The ongoing European refugee crisis is no longer front-page news, but South Carolina Baptists have not forgotten about those who continue to live in heartbreaking circumstances as they are made to flee their homelands. In late May, twenty volunteers on two different South Carolina Baptist Convention (SCBC) teams returned from trips serving refugees living in Greece. The relief missions are another way for South Carolina Baptists to give all people groups, around the world, the opportunity to hear the hope of the gospel.
“The Bible speaks directly to the refugee issue. From Genesis to Revelation, we see that God’s people are a people on the move. The children of Israel were refugees, Abraham was a refugee, Paul calls us ‘wanderers and sojourners,’ because our citizenship is in heaven. There is an unrealized solidarity with the refugee crisis that Christians can tap into, just by reading scripture,” says Robbie McAlister, pastor of Riverbend Community Church in Lexington and coordinator for the trip.
Since 2015, it’s estimated that close to three million people have entered Europe as refugees, primarily from countries in the Middle East, Central Asia, and Africa. On this, their fourth such trip, the SCBC teams served in a refugee camp designed for 2,000 people, but routinely houses more than 6,000. Due to the nature of the work, and because of partnerships with various worldwide organizations, volunteers are not allowed to openly share the gospel in the camps. However, if individuals inquire about why volunteers are helping, they are free to share.

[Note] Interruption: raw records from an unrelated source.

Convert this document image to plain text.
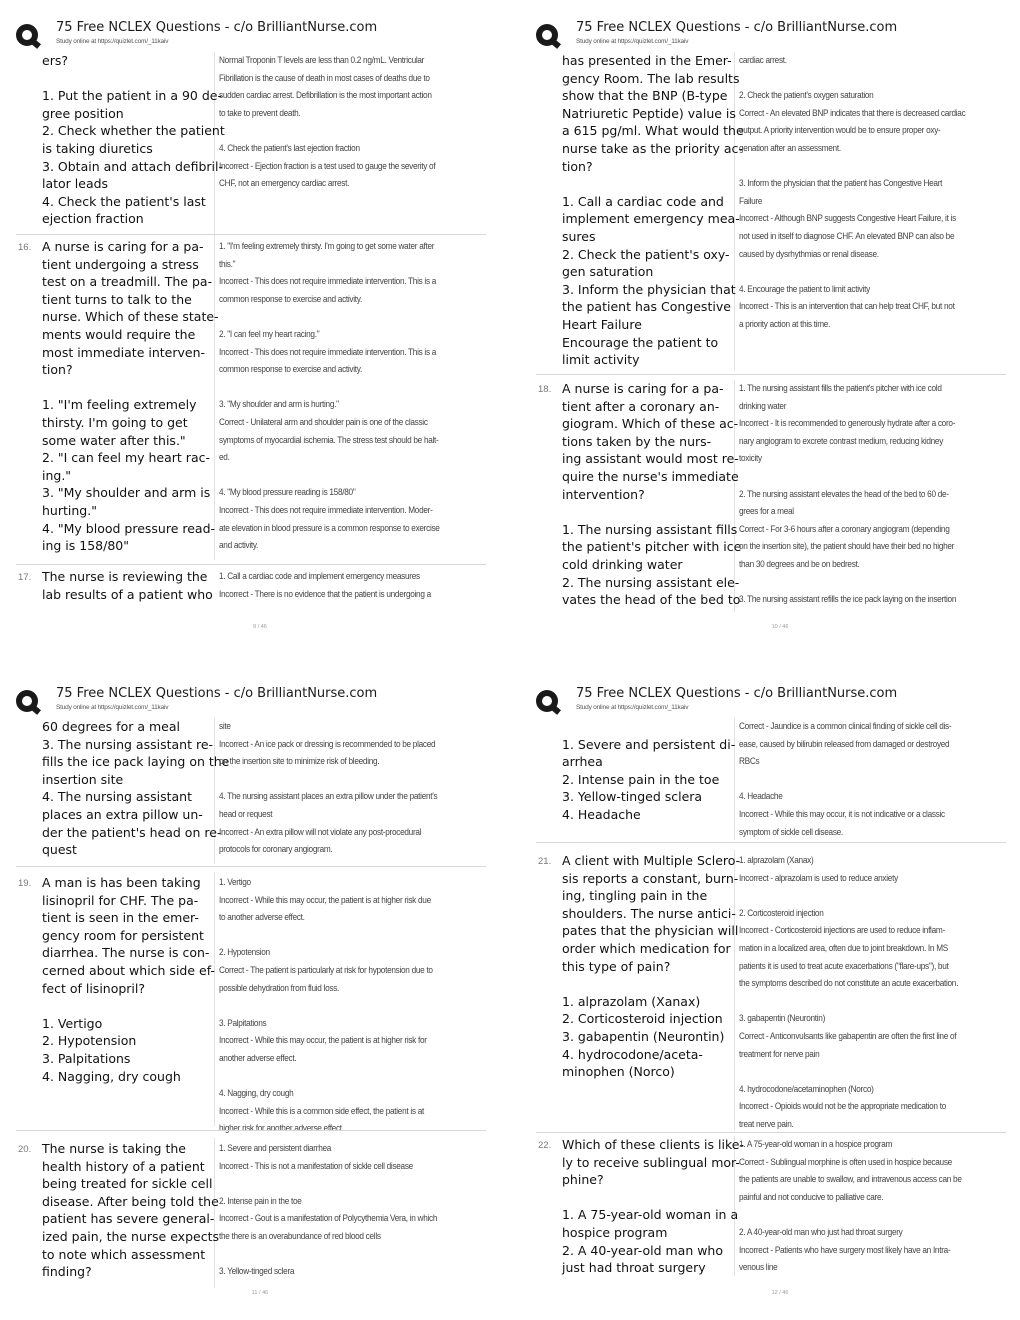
75 Free NCLEX Questions - c/o BrilliantNurse.com
Study online at https://quizlet.com/_11kaiv
ers?

1. Put the patient in a 90 de-
gree position
2. Check whether the patient
is taking diuretics
3. Obtain and attach defibril-
lator leads
4. Check the patient's last
ejection fraction
Normal Troponin T levels are less than 0.2 ng/mL. Ventricular
Fibrillation is the cause of death in most cases of deaths due to
sudden cardiac arrest. Defibrillation is the most important action
to take to prevent death.

4. Check the patient's last ejection fraction
Incorrect - Ejection fraction is a test used to gauge the severity of
CHF, not an emergency cardiac arrest.
16. A nurse is caring for a pa-
tient undergoing a stress
test on a treadmill. The pa-
tient turns to talk to the
nurse. Which of these state-
ments would require the
most immediate interven-
tion?

1. "I'm feeling extremely
thirsty. I'm going to get
some water after this."
2. "I can feel my heart rac-
ing."
3. "My shoulder and arm is
hurting."
4. "My blood pressure read-
ing is 158/80"
1. "I'm feeling extremely thirsty. I'm going to get some water after
this."
Incorrect - This does not require immediate intervention. This is a
common response to exercise and activity.

2. "I can feel my heart racing."
Incorrect - This does not require immediate intervention. This is a
common response to exercise and activity.

3. "My shoulder and arm is hurting."
Correct - Unilateral arm and shoulder pain is one of the classic
symptoms of myocardial ischemia. The stress test should be halt-
ed.

4. "My blood pressure reading is 158/80"
Incorrect - This does not require immediate intervention. Moder-
ate elevation in blood pressure is a common response to exercise
and activity.
17. The nurse is reviewing the
lab results of a patient who
1. Call a cardiac code and implement emergency measures
Incorrect - There is no evidence that the patient is undergoing a
9 / 46
75 Free NCLEX Questions - c/o BrilliantNurse.com
Study online at https://quizlet.com/_11kaiv
has presented in the Emer-
gency Room. The lab results
show that the BNP (B-type
Natriuretic Peptide) value is
a 615 pg/ml. What would the
nurse take as the priority ac-
tion?

1. Call a cardiac code and
implement emergency mea-
sures
2. Check the patient's oxy-
gen saturation
3. Inform the physician that
the patient has Congestive
Heart Failure
Encourage the patient to
limit activity
cardiac arrest.

2. Check the patient's oxygen saturation
Correct - An elevated BNP indicates that there is decreased cardiac
output. A priority intervention would be to ensure proper oxy-
genation after an assessment.

3. Inform the physician that the patient has Congestive Heart
Failure
Incorrect - Although BNP suggests Congestive Heart Failure, it is
not used in itself to diagnose CHF. An elevated BNP can also be
caused by dysrhythmias or renal disease.

4. Encourage the patient to limit activity
Incorrect - This is an intervention that can help treat CHF, but not
a priority action at this time.
18. A nurse is caring for a pa-
tient after a coronary an-
giogram. Which of these ac-
tions taken by the nurs-
ing assistant would most re-
quire the nurse's immediate
intervention?

1. The nursing assistant fills
the patient's pitcher with ice
cold drinking water
2. The nursing assistant ele-
vates the head of the bed to
1. The nursing assistant fills the patient's pitcher with ice cold
drinking water
Incorrect - It is recommended to generously hydrate after a coro-
nary angiogram to excrete contrast medium, reducing kidney
toxicity

2. The nursing assistant elevates the head of the bed to 60 de-
grees for a meal
Correct - For 3-6 hours after a coronary angiogram (depending
on the insertion site), the patient should have their bed no higher
than 30 degrees and be on bedrest.

3. The nursing assistant refills the ice pack laying on the insertion
10 / 46
75 Free NCLEX Questions - c/o BrilliantNurse.com
Study online at https://quizlet.com/_11kaiv
60 degrees for a meal
3. The nursing assistant re-
fills the ice pack laying on the
insertion site
4. The nursing assistant
places an extra pillow un-
der the patient's head on re-
quest
site
Incorrect - An ice pack or dressing is recommended to be placed
on the insertion site to minimize risk of bleeding.

4. The nursing assistant places an extra pillow under the patient's
head or request
Incorrect - An extra pillow will not violate any post-procedural
protocols for coronary angiogram.
19. A man is has been taking
lisinopril for CHF. The pa-
tient is seen in the emer-
gency room for persistent
diarrhea. The nurse is con-
cerned about which side ef-
fect of lisinopril?

1. Vertigo
2. Hypotension
3. Palpitations
4. Nagging, dry cough
1. Vertigo
Incorrect - While this may occur, the patient is at higher risk due
to another adverse effect.

2. Hypotension
Correct - The patient is particularly at risk for hypotension due to
possible dehydration from fluid loss.

3. Palpitations
Incorrect - While this may occur, the patient is at higher risk for
another adverse effect.

4. Nagging, dry cough
Incorrect - While this is a common side effect, the patient is at
higher risk for another adverse effect.
20. The nurse is taking the
health history of a patient
being treated for sickle cell
disease. After being told the
patient has severe general-
ized pain, the nurse expects
to note which assessment
finding?
1. Severe and persistent diarrhea
Incorrect - This is not a manifestation of sickle cell disease

2. Intense pain in the toe
Incorrect - Gout is a manifestation of Polycythemia Vera, in which
the there is an overabundance of red blood cells

3. Yellow-tinged sclera
11 / 46
75 Free NCLEX Questions - c/o BrilliantNurse.com
Study online at https://quizlet.com/_11kaiv

1. Severe and persistent di-
arrhea
2. Intense pain in the toe
3. Yellow-tinged sclera
4. Headache
Correct - Jaundice is a common clinical finding of sickle cell dis-
ease, caused by bilirubin released from damaged or destroyed
RBCs

4. Headache
Incorrect - While this may occur, it is not indicative or a classic
symptom of sickle cell disease.
21. A client with Multiple Sclero-
sis reports a constant, burn-
ing, tingling pain in the
shoulders. The nurse antici-
pates that the physician will
order which medication for
this type of pain?

1. alprazolam (Xanax)
2. Corticosteroid injection
3. gabapentin (Neurontin)
4. hydrocodone/aceta-
minophen (Norco)
1. alprazolam (Xanax)
Incorrect - alprazolam is used to reduce anxiety

2. Corticosteroid injection
Incorrect - Corticosteroid injections are used to reduce inflam-
mation in a localized area, often due to joint breakdown. In MS
patients it is used to treat acute exacerbations ("flare-ups"), but
the symptoms described do not constitute an acute exacerbation.

3. gabapentin (Neurontin)
Correct - Anticonvulsants like gabapentin are often the first line of
treatment for nerve pain

4. hydrocodone/acetaminophen (Norco)
Incorrect - Opioids would not be the appropriate medication to
treat nerve pain.
22. Which of these clients is like-
ly to receive sublingual mor-
phine?

1. A 75-year-old woman in a
hospice program
2. A 40-year-old man who
just had throat surgery
1. A 75-year-old woman in a hospice program
Correct - Sublingual morphine is often used in hospice because
the patients are unable to swallow, and intravenous access can be
painful and not conducive to palliative care.

2. A 40-year-old man who just had throat surgery
Incorrect - Patients who have surgery most likely have an Intra-
venous line
12 / 46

“One goal of these trips is to alert and expose people to the refugee crisis. We also look for opportunities to share our faith, and we have been able to encourage those who are already believers,” McAlister says.
Adony Seizeme, pastor of the First Haitian Church in Anderson, used his native language to reach refugees living in another part of the country during the trip and preached in a Congolese church plant there. The International Mission Board has requested help from volunteers, like Seizeme, who can communicate with refugees living in the country who speak other languages.
“I am glad Adony was able to go share with refugees in Greece. He knows what it’s like to leave your home and live in another country. That cross-cultural experience prepared him for this opportunity. Hearing the gospel shared in the refugee’s heart language makes a tremendous difference. We would love to send others who are willing to go,” says Tim R., who leads the SCBC Missions Mobilization Team.
For his part, Seizeme says the opportunity to serve refugees internationally was meaningful. “I had the chance to meet different kinds of people and serve the sick and homeless on the streets. I visited with different families who were open to meeting with me and prayed with and counseled different people and families who were in familial conflicts,” he says.
“God is alive in the Muslim world right now, and we saw that multiple times on this trip. He prepared hearts before folks arrived at the camp. We just have to discover where God is at work, and join in,” McAlister says.
The Janie Chapman State Missions Offering provided resources and training for this team.